Nous ne quittons pas Brest. D'après Léonie, Sébastien Nefer ne signalera pas notre présence : il craindrait des représailles. Je lui fais confiance, comme toujours.

Ils reviennent, bien entendu. Je le devine aux tremblements de Léonie alors qu'elle s'éloigne parmi les tombes. Je n'ose pas la rejoindre. J'ai trop peur de ce que je pourrais voir. Et je sais qu'elle ne voudrait pas que j'assiste à une telle scène.

Alors je reste dans notre abri, la peur au ventre. J'attends. Et elle ne rentre pas. J'attends.

Elle finit par me rejoindre, la démarche harassée, le visage affreux.
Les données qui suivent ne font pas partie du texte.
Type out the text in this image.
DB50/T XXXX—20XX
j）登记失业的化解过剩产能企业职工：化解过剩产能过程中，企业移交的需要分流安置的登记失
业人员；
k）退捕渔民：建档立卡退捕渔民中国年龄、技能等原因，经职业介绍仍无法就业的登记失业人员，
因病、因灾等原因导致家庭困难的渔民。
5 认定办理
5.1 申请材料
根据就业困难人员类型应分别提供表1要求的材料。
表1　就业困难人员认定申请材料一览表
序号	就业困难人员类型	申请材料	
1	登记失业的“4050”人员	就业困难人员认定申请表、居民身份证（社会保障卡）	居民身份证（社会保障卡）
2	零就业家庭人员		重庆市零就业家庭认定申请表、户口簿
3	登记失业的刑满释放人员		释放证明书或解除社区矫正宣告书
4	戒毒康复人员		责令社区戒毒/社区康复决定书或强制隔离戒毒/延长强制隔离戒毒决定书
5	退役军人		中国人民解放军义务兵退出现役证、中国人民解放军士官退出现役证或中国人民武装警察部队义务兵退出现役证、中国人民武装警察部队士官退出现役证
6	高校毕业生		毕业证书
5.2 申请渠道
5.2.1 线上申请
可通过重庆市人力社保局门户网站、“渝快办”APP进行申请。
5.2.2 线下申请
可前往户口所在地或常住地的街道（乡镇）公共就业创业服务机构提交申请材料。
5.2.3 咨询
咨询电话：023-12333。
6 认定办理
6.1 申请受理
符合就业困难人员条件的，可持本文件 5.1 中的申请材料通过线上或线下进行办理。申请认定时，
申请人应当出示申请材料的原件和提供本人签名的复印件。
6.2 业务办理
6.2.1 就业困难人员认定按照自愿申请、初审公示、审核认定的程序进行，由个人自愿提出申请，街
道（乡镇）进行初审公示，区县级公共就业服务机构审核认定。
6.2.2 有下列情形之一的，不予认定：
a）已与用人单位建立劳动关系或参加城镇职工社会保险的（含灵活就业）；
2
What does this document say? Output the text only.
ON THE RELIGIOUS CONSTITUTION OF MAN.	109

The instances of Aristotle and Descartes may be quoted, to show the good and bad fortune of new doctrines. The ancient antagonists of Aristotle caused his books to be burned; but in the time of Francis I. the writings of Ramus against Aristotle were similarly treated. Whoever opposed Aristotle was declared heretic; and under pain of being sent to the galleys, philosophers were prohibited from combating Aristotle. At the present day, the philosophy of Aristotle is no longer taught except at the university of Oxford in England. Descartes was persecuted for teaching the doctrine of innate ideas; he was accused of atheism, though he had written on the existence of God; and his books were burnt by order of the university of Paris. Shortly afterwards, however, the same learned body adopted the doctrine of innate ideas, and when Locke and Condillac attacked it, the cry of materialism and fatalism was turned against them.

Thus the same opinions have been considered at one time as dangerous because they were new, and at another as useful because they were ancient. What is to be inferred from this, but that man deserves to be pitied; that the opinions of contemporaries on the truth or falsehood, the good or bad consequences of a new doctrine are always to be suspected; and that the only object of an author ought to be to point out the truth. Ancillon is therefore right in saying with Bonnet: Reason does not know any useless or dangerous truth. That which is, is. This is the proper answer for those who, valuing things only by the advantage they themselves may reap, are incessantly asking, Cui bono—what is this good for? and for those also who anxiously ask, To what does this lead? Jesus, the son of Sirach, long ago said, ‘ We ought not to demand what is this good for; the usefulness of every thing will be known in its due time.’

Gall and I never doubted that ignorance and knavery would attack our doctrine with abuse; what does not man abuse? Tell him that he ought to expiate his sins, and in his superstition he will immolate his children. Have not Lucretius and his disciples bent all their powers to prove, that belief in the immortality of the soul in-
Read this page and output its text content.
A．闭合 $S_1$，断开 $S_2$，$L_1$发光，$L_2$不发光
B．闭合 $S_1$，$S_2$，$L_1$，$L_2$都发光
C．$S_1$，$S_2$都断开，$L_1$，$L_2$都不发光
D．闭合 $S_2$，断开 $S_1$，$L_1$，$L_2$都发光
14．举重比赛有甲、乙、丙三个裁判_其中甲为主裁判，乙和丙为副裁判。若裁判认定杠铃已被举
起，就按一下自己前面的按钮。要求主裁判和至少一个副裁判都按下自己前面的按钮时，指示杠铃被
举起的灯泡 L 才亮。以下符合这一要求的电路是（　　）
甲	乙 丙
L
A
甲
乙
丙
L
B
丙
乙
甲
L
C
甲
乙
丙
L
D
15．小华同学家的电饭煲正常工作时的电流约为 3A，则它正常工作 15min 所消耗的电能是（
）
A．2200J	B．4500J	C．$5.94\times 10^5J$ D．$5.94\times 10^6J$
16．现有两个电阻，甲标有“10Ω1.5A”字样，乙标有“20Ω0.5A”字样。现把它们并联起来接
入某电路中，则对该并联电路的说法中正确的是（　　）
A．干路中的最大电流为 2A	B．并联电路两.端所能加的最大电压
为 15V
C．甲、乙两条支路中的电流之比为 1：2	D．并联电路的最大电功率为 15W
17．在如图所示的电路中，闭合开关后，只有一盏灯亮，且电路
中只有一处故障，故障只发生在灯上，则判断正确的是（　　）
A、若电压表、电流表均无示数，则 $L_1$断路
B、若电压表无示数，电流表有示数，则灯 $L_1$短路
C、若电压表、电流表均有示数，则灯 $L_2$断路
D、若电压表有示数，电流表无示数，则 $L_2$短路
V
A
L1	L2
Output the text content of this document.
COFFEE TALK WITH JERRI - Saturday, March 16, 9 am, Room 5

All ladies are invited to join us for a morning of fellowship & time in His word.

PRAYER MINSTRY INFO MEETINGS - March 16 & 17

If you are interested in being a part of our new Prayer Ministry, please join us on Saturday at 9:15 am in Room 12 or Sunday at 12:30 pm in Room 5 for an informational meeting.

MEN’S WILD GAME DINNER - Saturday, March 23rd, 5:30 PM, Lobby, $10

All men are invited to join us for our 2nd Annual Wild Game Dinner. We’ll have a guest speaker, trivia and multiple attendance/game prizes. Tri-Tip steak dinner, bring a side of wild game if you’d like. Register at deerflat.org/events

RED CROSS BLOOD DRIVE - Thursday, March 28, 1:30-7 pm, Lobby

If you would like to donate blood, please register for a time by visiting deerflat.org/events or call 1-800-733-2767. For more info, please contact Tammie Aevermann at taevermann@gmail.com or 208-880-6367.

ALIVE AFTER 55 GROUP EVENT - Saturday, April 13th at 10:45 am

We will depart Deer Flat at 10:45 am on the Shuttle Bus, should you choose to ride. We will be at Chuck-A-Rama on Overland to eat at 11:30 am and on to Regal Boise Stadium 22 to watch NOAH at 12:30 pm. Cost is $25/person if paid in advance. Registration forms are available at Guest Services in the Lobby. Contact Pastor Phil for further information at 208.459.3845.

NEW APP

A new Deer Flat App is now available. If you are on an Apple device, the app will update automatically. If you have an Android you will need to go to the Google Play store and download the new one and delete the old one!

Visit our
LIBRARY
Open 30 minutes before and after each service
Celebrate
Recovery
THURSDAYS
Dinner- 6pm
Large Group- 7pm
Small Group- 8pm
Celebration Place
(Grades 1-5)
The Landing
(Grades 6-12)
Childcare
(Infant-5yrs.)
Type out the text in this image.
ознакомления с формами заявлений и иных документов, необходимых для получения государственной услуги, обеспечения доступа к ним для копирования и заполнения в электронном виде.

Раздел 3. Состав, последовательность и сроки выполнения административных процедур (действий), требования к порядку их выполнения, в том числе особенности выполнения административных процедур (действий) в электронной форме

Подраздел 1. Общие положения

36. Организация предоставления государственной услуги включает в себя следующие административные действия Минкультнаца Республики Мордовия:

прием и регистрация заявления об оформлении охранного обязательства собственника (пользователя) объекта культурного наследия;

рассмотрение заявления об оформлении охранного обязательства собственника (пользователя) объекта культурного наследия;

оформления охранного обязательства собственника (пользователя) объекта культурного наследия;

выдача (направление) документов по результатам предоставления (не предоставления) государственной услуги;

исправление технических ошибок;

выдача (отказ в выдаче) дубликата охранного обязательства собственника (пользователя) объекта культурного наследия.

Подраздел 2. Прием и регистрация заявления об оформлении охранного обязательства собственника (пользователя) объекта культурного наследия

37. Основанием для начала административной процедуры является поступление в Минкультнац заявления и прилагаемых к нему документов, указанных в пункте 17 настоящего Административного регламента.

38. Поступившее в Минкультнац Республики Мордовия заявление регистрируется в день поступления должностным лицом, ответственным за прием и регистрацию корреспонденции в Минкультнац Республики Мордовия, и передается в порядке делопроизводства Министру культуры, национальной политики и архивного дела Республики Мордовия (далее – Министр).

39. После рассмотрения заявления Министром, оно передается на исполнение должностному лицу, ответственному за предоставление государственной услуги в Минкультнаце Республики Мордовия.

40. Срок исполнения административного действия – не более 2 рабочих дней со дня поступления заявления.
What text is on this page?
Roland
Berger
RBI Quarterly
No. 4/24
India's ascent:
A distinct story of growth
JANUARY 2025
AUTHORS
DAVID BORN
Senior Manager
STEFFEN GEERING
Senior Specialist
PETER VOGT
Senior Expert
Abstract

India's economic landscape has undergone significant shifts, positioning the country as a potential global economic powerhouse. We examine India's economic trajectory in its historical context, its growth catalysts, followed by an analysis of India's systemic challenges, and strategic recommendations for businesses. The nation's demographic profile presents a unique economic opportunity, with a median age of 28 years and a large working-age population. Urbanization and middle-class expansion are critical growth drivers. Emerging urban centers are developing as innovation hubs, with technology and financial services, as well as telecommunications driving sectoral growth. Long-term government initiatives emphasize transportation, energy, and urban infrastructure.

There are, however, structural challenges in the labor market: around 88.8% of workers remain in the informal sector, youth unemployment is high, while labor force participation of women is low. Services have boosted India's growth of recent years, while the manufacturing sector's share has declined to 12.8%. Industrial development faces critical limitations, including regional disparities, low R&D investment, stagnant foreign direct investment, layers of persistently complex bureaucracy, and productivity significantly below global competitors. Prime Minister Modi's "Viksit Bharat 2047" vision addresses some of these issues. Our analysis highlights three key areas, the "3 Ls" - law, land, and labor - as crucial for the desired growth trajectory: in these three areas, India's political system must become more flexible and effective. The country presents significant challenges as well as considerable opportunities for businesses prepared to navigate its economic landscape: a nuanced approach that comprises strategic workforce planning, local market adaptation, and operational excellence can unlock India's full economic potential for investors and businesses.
Traits tirés marqués par l'épuisement, lèvres tremblantes, regard halluciné. Elle passe devant moi sans me voir, s'allonge sur son matelas et ferme les yeux. Elle ignore mes appels.

Dans le silence nocturne, je l'entends sangloter. Discrètement. Cette nuit-là, je ne dors pas. J'écoute ma sœur pleurer. L'impuissance me tord les entrailles. C'est comme si un mur s'était élevé entre nous. Et je ne sais pas comment le briser.

Je me mets à pleurer, moi aussi. Puis le jour se lève et nous feignons d'avoir dormi. Elle semble reprendre contact avec la réalité, même si son regard s'égare souvent. Mais elle ne me répond pas quand je lui demande ce qu'Ils lui ont fait.

Je ne sais pas quoi penser. Je croyais que ce serait facile, qu'elle parviendrait à Les combattre. Nous n'en parlons pas, mais je comprends à sa résignation qu'elle n'est pas surprise. Elle l'avait deviné et, emporté par l'exaltation, je ne la croyais pas.

Mais ce n'est pas pour ça qu'on n'y arrivera pas... Au cours des semaines qui suivent, je m'imagine un plan de bataille. Nous devrons quitter Brest. Quitter la civilisation, probablement : mieux vaut nous éloigner de ses potentielles victimes. Et affronter le problème, enfin. Questionner les raisons de Leur existence et pas seulement les conséquences. Si nous ne comprenons pas les causes, nous ne pourrons rien résoudre.

Léonie doit plonger dans tout ce qu'elle a enfoui au plus profond d'elle-même après la mort de Gabrielle, après l'abandon de maman. Disséquer ses peurs, ses espoirs, ses démons et tout ce qui la constitue. Comprendre. Je ne sais pas si je pourrai l'aider, peut-être est-ce un voyage qu'il faut accomplir seul, mais je saurai au moins la protéger de l'extérieur.

J'y réfléchis chaque jour, hésitant à faire part de mes conclusions à ma sœur. Puis, près de deux mois après Sébastien Nefer, Ils lui parlent à nouveau.

Je ne lui ai jamais vu un tel regard. Ce n'est même plus de l'horreur. Je ne sais pas comment le qualifier. Elle avance vers moi, le visage inexpressif, avec ce regard indescriptible. Elle ne me voit pas.

Je ne peux m'empêcher de la suivre discrètement. Elle s'empare du dossier rouge, y inscrit quelque chose et le referme.

Mon cœur chute dans ma poitrine. La Liste...

Dès qu'elle a le dos tourné, je lui subtilise le dossier et le consulte, tremblant. Dix noms s'y étalent, écrits avec soin. Et tout en bas...

Le bruit de ses pas m'alertent, je range hâtivement le dossier à sa place et me compose un air naturel. Mais je suis incapable d'oublier ce que je viens de voir.

J'ai lu le dixième nom de la Liste. Et ce nom, je le connais.